Jewish World Review Nov. 24, 2003 / 29 Mar-Cheshvan, 5764
Anyway, I opened up with an observation that Cardinals' slugger Mark McGwire could not even pinch-hit in the game because his body had broken down. Then I asked if Buck and McCarver thought his condition might have something to do with all the "supplements" McGwire had admitted taking to bulk up his body. There was an awkward silence, and finally, Buck said: "it was such a nice afternoon, what happened?"
We all laughed, but the question was never answered primarily because Major League Baseball didn't want it to be answered. However, the dirty secret in pro sports is now out in the open: Steroids and other performance-enhancing drugs are all over the place.
I know this because a friend of mine, the former NFL lineman Lyle Alzado, told me years ago that steroid use was common among pro football players. He told me that a few months before he died from cancer. He strongly believed the steroids contributed to the cancer. He described his routine of injecting himself with what he called "juice" very vividly. I will never forget it.
Pumped-up athletes are now common, and few believe you can change your entire physical makeup in the weightroom. Young people know that big stars make millions and drugs are how some of them got there. Many spectators don't care, but they should. Sports are really an art form, and the skill players bring to their games can be beautiful to watch. But bodies built by chemicals are not beautiful; they are perverse. The professional sports leagues in America should be ashamed for looking the other way all these years.
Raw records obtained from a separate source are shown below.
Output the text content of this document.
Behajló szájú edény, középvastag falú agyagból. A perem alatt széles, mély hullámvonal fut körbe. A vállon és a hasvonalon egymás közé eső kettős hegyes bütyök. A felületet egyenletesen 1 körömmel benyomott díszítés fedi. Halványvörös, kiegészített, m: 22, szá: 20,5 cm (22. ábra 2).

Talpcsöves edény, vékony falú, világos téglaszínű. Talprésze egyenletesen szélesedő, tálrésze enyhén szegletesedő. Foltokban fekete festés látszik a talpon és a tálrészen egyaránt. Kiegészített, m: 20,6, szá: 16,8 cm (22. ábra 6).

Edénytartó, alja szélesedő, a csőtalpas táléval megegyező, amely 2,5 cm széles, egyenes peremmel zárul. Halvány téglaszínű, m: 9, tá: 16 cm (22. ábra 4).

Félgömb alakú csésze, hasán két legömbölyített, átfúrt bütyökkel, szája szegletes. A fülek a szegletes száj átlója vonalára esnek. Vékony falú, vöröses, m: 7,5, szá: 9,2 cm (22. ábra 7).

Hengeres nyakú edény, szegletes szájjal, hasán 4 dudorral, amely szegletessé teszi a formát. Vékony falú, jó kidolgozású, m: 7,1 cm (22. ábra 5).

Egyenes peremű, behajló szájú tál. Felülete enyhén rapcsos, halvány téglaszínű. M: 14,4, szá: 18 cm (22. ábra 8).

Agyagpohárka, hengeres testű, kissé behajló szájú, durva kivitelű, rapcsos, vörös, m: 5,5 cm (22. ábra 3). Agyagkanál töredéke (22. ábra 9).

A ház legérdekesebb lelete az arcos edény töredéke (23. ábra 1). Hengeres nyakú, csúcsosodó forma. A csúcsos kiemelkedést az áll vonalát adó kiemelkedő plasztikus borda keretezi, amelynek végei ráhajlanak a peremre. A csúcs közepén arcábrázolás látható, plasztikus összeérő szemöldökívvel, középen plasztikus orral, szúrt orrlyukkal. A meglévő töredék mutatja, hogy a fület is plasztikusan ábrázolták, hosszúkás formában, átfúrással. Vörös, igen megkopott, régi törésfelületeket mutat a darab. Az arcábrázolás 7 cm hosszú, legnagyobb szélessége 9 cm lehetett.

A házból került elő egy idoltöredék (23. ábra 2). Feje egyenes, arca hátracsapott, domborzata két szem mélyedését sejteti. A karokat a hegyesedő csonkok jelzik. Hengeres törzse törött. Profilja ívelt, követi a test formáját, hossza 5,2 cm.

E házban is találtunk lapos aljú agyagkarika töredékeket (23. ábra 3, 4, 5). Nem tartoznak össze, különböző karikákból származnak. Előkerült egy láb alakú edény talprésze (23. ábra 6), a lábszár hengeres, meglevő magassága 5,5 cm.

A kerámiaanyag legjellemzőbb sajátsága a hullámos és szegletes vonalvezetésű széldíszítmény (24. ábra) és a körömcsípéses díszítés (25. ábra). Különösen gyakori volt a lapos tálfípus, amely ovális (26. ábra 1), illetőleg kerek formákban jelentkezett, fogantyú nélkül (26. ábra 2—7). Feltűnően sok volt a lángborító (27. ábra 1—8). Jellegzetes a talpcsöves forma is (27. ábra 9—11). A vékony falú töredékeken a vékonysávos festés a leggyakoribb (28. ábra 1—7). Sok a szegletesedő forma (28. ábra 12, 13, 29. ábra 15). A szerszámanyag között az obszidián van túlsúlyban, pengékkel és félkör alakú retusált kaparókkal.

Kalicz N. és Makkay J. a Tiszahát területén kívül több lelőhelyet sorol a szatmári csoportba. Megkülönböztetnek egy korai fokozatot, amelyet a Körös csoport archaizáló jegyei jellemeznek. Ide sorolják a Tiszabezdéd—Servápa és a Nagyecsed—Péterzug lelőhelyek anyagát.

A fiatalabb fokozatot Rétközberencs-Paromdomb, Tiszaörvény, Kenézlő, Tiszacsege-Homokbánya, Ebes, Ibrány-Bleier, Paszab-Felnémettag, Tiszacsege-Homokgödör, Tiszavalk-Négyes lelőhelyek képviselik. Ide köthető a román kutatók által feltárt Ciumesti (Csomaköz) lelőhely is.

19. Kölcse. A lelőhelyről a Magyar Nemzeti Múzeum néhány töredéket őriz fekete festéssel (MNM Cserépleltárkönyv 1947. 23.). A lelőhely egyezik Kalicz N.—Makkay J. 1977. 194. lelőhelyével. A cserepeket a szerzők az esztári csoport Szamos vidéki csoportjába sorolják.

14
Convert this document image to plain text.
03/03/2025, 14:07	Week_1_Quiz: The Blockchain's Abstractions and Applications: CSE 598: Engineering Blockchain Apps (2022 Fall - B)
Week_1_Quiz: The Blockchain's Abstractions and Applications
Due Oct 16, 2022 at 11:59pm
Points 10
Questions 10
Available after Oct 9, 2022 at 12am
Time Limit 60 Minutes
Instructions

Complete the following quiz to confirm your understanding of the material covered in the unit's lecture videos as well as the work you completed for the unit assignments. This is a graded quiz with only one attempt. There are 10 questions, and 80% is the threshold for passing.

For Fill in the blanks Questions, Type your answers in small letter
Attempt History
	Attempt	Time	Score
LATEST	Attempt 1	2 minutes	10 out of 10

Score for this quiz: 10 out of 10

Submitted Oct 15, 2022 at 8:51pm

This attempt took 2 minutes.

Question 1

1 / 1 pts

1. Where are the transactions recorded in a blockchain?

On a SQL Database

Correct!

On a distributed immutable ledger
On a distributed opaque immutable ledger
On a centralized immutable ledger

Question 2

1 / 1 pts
How many American kids are ruining their bodies by using the latest supplemental junk? It's impossible to say, but think millions. Lyle Alzado never imagined he would die in his early 40's. But he did, and he was one tough guy.
Growing up I was thrilled by the exploits of Willie Mays, Frank Gifford, Walt Frazier and Rod Gilbert. These guys were magical. They were blessed with tremendous skills and brought joy to the millions of fans who watched them compete with discipline and flair. There was something clean about sports back then. That is no longer the case.
Now we have superfreaks, driven by money and tacitly encouraged by leagues that put dollars above all. Want to ruin your body? Fine. As long as you can hit that baseball or sack that quarterback.
You can still take me out to the ballgame, but I know it will never be the same. The juice is no longer in cups, it is running through veins. The "supplement" pushers have changed everything, but, as Alzado and McGwire found out, there is always a price to pay. To quote an old ad line: "it's not nice to fool around with Mother Nature."